Kaine expressed disbelief in the line of attack on Putin, saying that Donald Trump has “again and again praised Putin. It’s clear he has business connections with Russian oligarchs. Donald Trump has said Putin is a better leader than Obama.”
On the Clinton Foundation
This was one of the most effective lines of attack by Pence, given that a large part of the American public’s distrust of Clnton comes from the belief that she is hugely corrupt - a belief that is often tied to the activities of the Clinton Foundation.
“The Clinton Foundation accepted tens of millions from foreign governments and foreign donors,” was the thrust of Pence’s attack.
But Kaine came well-prepared.
The Clinton Foundation is one of the highest-rated charities in the world. Gets higher rankings for charity than the American Red Cross. The State Department did an investigation and concluded that Clinton acted in the interests of the US as Secretary of State. Compare this to the Trump Organisation, whose conflict of interest can only be known if he releases his tax returns. The Trump Foundation is not a non-profit.

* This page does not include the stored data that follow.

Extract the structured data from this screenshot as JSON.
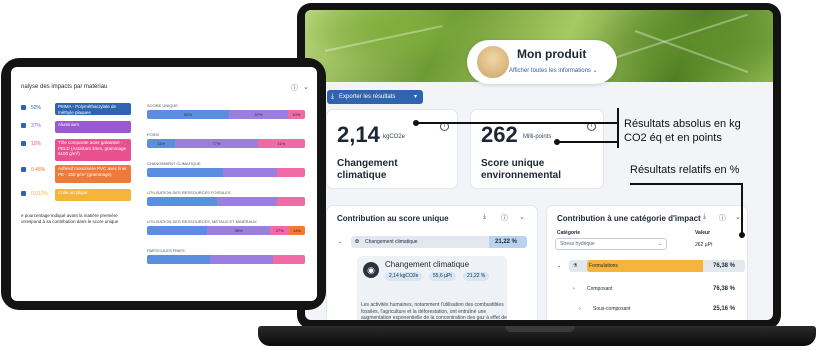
{
  "laptop": {
    "product": {
      "title": "Mon produit",
      "link": "Afficher toutes les informations"
    },
    "export_label": "Exporter les résultats",
    "card_climate": {
      "value": "2,14",
      "unit": "kgCO2e",
      "label_line1": "Changement",
      "label_line2": "climatique"
    },
    "card_score": {
      "value": "262",
      "unit": "Milli-points",
      "label_line1": "Score unique",
      "label_line2": "environnemental"
    },
    "contribution_single": {
      "title": "Contribution au score unique",
      "row_label": "Changement climatique",
      "row_value": "21,22 %",
      "detail_title": "Changement climatique",
      "badges": [
        "2,14 kgCO2e",
        "55,6 µPt",
        "21,22 %"
      ],
      "description": "Les activités humaines, notamment l'utilisation des combustibles fossiles, l'agriculture et la déforestation, ont entraîné une augmentation exponentielle de la concentration des gaz à effet de serre. Ces gaz à effet de serre favorisent"
    },
    "contribution_category": {
      "title": "Contribution à une catégorie d'impact",
      "category_label": "Catégorie",
      "value_label": "Valeur",
      "select_value": "Stress hydrique",
      "value": "262 µPt",
      "rows": [
        {
          "label": "Formulations",
          "value": "76,38 %"
        },
        {
          "label": "Composant",
          "value": "76,38 %"
        },
        {
          "label": "Sous-composant",
          "value": "25,16 %"
        }
      ]
    }
  },
  "annotations": {
    "absolute_line1": "Résultats absolus en kg",
    "absolute_line2": "CO2 éq et en points",
    "relative": "Résultats relatifs en %"
  },
  "tablet": {
    "title": "nalyse des impacts par matériau",
    "materials": [
      {
        "pct": "52%",
        "label": "PMMA - Polyméthacrylate de méthyle plaques",
        "color": "#2f64b0",
        "pct_color": "#2f64b0"
      },
      {
        "pct": "37%",
        "label": "Aluminium",
        "color": "#9b59d0",
        "pct_color": "#9b59d0"
      },
      {
        "pct": "10%",
        "label": "Tôle composite acier galvanisé - PELD (Assistant 3mm, grammage 6100 g/m²)",
        "color": "#e8508f",
        "pct_color": "#e8508f"
      },
      {
        "pct": "0.48%",
        "label": "Adhésif monomère PVC avec liner PE - 350 g/m² (grammage)",
        "color": "#f07a3a",
        "pct_color": "#f07a3a"
      },
      {
        "pct": "0.012%",
        "label": "Colle acrylique",
        "color": "#f5b43a",
        "pct_color": "#f5b43a"
      }
    ],
    "note_line1": "e pourcentage indiqué avant la matière première",
    "note_line2": "orrespond à sa contribution dans le score unique",
    "bars": [
      {
        "label": "SCORE UNIQUE",
        "segments": [
          {
            "pct": 52,
            "text": "52%",
            "color": "#5b8ee0"
          },
          {
            "pct": 37,
            "text": "37%",
            "color": "#9b7fe0"
          },
          {
            "pct": 11,
            "text": "10%",
            "color": "#f06aa5"
          }
        ]
      },
      {
        "label": "FOSSI",
        "segments": [
          {
            "pct": 18,
            "text": "11%",
            "color": "#5b8ee0"
          },
          {
            "pct": 52,
            "text": "77%",
            "color": "#9b7fe0"
          },
          {
            "pct": 30,
            "text": "11%",
            "color": "#f06aa5"
          }
        ]
      },
      {
        "label": "CHANGEMENT CLIMATIQUE",
        "segments": [
          {
            "pct": 48,
            "text": "",
            "color": "#5b8ee0"
          },
          {
            "pct": 34,
            "text": "",
            "color": "#9b7fe0"
          },
          {
            "pct": 18,
            "text": "",
            "color": "#f06aa5"
          }
        ]
      },
      {
        "label": "UTILISATION DES RESSOURCES FOSSILES",
        "segments": [
          {
            "pct": 44,
            "text": "",
            "color": "#5b8ee0"
          },
          {
            "pct": 38,
            "text": "",
            "color": "#9b7fe0"
          },
          {
            "pct": 18,
            "text": "",
            "color": "#f06aa5"
          }
        ]
      },
      {
        "label": "UTILISATION DES RESSOURCES, MÉTAUX ET MINÉRAUX",
        "segments": [
          {
            "pct": 38,
            "text": "",
            "color": "#5b8ee0"
          },
          {
            "pct": 40,
            "text": "39%",
            "color": "#9b7fe0"
          },
          {
            "pct": 12,
            "text": "27%",
            "color": "#f06aa5"
          },
          {
            "pct": 10,
            "text": "14%",
            "color": "#f07a3a"
          }
        ]
      },
      {
        "label": "PARTICULES FINES",
        "segments": [
          {
            "pct": 40,
            "text": "",
            "color": "#5b8ee0"
          },
          {
            "pct": 40,
            "text": "",
            "color": "#9b7fe0"
          },
          {
            "pct": 20,
            "text": "",
            "color": "#f06aa5"
          }
        ]
      }
    ]
  }
}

On Personal Faith and Abortion
Asked how their personal faith would affect their policy decisions, Pence, speaking about abortion, said:
The idea that a child that was almost born can have its life taken away is anathema to me. So many families can’t have children, we could help these families by welcoming children into the world.
Kaine delivered a defence of Roe VS Wade, saying he supported the constitutional right of American women to make their own decisions about pregnancy.
We trust American women with that. We don’t think they should be punished for making a decision to have an abortion. Pence has said he wants to put Roe VS Wade on the ash-heap of history. I believe you should live your values, but I think the last thing a government should do is punish women for their choices.
Senator Kaine came out all guns blazing, possibly in an effort to break out of his ‘nice, generic guy’ image. Kaine made Trump a major theme of attack, repeatedly asking Pence how he could defend specific Trump comments and policies. Pence often dodged these questions or equivocated, and focused instead on elucidating Trump’s policies. Kaine was aggressive in his interruptions, having to be called to order by the moderator more than once.
Governor Pence landed some punches on Clinton, particularly on the Clinton Foundation, but he didn’t capitalise on the email scandal as much as he probably could have, and rather than pressing the attack, gave Kaine the opportunity to rebut by mentioning that the FBI itself had chosen not to prosecute . He did, however, hit Clinton on her role in Iraq and Syria and on the rise of ISIS.
Interestingly, news channels and analysts have said that Pence might have come out best in the debate, but that he did it by distancing himself from Trump, while Kaine’s performance was all about the unity between him and Hillary Clinton.